Made according to the strict specifications laid down by the cured pork salami's own Consorzio di Tutela consortium - which only allows pork from pigs farmed in the Piedmont, Lombardy, Emilia-Romagna and Veneto regions - PGI Salame Cremona derives from fresh, selected cuts of meat that are seasoned with salt and crushed garlic, and stuffed inside a pig, cow, sheep or horse intestine casing.
Although there is no exact date it can be traced back to, one thing’s for sure: salami making in this area has long been tied to the presence of pig farms, so much so that many documents from the 13th century underline the key role that this animal played in the rural economy of that period.
Velvety soft to slice, even despite its long ageing process - which can last from as few as five weeks to over four months -, this cured pork salami boasts a deep-red hue, which gradually fades to white in the fatty parts.

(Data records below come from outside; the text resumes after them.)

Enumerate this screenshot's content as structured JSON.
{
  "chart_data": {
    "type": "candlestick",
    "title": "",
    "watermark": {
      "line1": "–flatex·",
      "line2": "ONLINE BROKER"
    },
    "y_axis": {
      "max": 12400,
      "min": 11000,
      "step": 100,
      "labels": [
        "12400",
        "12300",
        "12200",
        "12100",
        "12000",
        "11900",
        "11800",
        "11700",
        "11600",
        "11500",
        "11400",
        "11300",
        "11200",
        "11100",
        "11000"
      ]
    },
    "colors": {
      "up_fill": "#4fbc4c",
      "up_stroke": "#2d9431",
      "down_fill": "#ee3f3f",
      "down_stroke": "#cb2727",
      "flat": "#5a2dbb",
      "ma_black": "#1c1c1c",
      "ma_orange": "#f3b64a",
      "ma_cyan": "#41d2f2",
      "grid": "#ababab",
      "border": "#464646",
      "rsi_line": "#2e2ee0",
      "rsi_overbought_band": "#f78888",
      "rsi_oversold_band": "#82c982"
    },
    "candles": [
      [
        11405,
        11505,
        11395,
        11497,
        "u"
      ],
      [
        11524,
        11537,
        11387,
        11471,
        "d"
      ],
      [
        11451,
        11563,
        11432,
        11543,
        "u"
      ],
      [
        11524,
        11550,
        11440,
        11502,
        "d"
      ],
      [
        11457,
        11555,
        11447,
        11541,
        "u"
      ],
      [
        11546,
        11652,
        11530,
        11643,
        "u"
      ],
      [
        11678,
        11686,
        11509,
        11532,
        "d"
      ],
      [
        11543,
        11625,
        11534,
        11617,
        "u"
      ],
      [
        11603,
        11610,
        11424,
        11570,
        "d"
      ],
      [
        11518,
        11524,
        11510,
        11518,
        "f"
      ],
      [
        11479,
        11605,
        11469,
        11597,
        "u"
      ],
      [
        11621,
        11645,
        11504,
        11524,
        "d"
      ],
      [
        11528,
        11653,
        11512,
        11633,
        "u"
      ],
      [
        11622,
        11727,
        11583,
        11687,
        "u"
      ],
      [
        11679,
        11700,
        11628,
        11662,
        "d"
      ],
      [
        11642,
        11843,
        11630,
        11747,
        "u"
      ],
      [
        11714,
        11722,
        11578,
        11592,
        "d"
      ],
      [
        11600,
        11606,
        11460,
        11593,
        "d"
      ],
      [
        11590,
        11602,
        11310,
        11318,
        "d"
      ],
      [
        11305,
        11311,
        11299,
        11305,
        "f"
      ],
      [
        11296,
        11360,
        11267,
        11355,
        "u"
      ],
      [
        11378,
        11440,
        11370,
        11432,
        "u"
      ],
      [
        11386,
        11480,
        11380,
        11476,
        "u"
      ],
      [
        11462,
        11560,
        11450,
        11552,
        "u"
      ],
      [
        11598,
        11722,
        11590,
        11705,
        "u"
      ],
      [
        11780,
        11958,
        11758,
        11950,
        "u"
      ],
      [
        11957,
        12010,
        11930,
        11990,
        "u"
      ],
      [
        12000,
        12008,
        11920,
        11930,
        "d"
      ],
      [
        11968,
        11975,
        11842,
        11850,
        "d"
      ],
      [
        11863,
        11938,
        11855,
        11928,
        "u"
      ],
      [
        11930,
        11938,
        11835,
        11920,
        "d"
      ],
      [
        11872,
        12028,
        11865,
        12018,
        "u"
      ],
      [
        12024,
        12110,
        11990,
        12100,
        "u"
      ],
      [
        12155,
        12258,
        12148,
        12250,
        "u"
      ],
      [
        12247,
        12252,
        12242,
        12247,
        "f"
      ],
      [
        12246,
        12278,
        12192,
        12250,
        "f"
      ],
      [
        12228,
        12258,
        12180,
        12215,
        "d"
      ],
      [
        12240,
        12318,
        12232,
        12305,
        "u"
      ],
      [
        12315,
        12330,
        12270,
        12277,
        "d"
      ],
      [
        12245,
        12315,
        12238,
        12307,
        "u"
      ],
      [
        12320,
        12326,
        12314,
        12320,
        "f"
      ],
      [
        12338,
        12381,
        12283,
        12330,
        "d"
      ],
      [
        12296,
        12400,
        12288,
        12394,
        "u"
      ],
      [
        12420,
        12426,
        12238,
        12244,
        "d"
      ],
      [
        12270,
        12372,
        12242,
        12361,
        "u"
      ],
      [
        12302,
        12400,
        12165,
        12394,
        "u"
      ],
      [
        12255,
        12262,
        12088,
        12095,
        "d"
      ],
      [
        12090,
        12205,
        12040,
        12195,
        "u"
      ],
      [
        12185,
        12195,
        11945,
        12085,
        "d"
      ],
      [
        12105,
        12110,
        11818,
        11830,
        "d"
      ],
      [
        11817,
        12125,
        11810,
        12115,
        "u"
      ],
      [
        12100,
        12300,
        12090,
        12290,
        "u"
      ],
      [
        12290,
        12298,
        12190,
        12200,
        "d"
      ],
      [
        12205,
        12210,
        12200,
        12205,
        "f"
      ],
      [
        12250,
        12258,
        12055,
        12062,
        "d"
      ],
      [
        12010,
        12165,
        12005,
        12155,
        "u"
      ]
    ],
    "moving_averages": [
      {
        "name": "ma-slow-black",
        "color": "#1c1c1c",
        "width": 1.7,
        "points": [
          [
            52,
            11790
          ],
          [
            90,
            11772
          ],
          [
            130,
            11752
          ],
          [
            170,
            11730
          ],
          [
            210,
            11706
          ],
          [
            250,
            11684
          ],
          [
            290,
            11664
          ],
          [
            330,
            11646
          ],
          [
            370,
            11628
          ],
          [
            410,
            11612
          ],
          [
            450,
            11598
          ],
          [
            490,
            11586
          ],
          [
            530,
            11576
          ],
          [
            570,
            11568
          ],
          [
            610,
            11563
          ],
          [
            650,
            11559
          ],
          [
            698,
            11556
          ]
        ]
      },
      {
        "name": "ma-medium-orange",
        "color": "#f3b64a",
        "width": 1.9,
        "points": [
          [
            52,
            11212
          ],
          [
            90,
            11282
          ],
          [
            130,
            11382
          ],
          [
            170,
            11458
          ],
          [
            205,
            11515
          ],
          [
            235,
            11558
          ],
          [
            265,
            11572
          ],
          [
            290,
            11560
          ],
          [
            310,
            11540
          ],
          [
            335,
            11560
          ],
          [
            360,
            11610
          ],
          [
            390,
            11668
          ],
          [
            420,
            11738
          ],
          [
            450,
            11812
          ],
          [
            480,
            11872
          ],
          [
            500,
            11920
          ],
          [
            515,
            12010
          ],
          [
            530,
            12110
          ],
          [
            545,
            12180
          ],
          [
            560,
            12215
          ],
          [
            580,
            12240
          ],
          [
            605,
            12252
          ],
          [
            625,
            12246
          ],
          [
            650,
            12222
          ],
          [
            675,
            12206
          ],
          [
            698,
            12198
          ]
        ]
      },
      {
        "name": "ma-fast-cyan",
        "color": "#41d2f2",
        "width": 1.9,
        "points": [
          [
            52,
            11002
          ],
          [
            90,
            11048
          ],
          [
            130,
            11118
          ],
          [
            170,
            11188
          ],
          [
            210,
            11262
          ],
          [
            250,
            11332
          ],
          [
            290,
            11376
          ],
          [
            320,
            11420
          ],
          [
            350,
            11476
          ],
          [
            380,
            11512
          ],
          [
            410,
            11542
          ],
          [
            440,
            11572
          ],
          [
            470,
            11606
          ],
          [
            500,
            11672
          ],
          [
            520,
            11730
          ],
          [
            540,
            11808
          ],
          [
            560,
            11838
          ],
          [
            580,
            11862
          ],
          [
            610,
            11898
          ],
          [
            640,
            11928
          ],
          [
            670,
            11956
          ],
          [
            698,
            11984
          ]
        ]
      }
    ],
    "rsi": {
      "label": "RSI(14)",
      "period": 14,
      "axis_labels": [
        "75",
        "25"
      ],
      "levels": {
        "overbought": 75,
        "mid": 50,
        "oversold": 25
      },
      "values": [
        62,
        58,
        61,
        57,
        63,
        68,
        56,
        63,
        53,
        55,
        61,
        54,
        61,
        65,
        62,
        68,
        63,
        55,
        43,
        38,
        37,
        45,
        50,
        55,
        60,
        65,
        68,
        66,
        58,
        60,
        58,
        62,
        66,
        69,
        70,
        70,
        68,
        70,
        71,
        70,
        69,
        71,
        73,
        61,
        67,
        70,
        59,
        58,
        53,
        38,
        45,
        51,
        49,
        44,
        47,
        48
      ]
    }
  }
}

It is the perfect assimilation of all the different agents, which are ground and mixed in together (such as salt, pepper, garlic and possibly still white or red wine, sugar or dextrose/fructose/lactose, ascorbic acid, and sodium or potassium nitrate), that grants Cremona Salame its aromatic, decisive flavour.
According to tradition, this pork salami should be sliced by hand and into fairly thick rounds, perhaps rubbing garlic skin onto the knife blade before slicing. The best way to eat this salami is with bread, but it can also be enjoyed with flavourful fruit such as kiwi, melon and figs.